The social structure of evaluation judgments
One of the data products from an evaluation process is a series of matrices, one per respondents, where rows = storylines, and columns = evaluation criteria, and cell values or 1 or 0 = if a given criterion chosen or not for a given storyline. Using UCINET social network analysis software it is possible to identify the degree to which the contents of each respondents’ matrix are correlated with each other. The resulting correlation matrix can then be visually represented as a network structure.
The example below is based on data generated from a ParEvo pre-test exercise (anonymised). Each link represents a positive correlation between two respondents judgments. Thicker lines = a higher correlation. The three participants at the left had a larger number of correlated judgments and the most highly correlated judgments. Those on the right had fewer correlated judgments and these were of lower value.

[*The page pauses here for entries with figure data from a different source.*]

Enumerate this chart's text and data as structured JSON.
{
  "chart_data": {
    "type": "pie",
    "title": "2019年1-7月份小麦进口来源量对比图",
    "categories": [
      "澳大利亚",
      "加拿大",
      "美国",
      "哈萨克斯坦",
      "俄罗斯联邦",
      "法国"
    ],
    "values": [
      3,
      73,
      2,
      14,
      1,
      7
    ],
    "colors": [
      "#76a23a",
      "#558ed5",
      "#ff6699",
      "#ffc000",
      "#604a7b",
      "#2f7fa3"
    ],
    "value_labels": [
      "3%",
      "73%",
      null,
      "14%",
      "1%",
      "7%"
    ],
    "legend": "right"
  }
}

One observation from this analysis was that similarities between respondents in evaluation judgments do not simply match similarities noticed during storyline construction, i.e. as in which participants added to which other participants’ contributions. This suggests participants’ judgments are changing over time.
Evaluating participatory reconstruction of histories
All the above has been about evaluating future scenarios. But as pointed out on the Purpose and Design page, ParEvo can also be used to reconstruct alternate histories, from a given point and location onwards. In those circumstances what sort of criteria would be relevant to the evaluation of the surviving storylines? Some candidates might be:
- Availability of evidence?
- Verifiability – of the events described, if no evidence is yet available?
- Continuity/coherence – are there missing gaps and discontinuities?
- Salience – are the most important events included?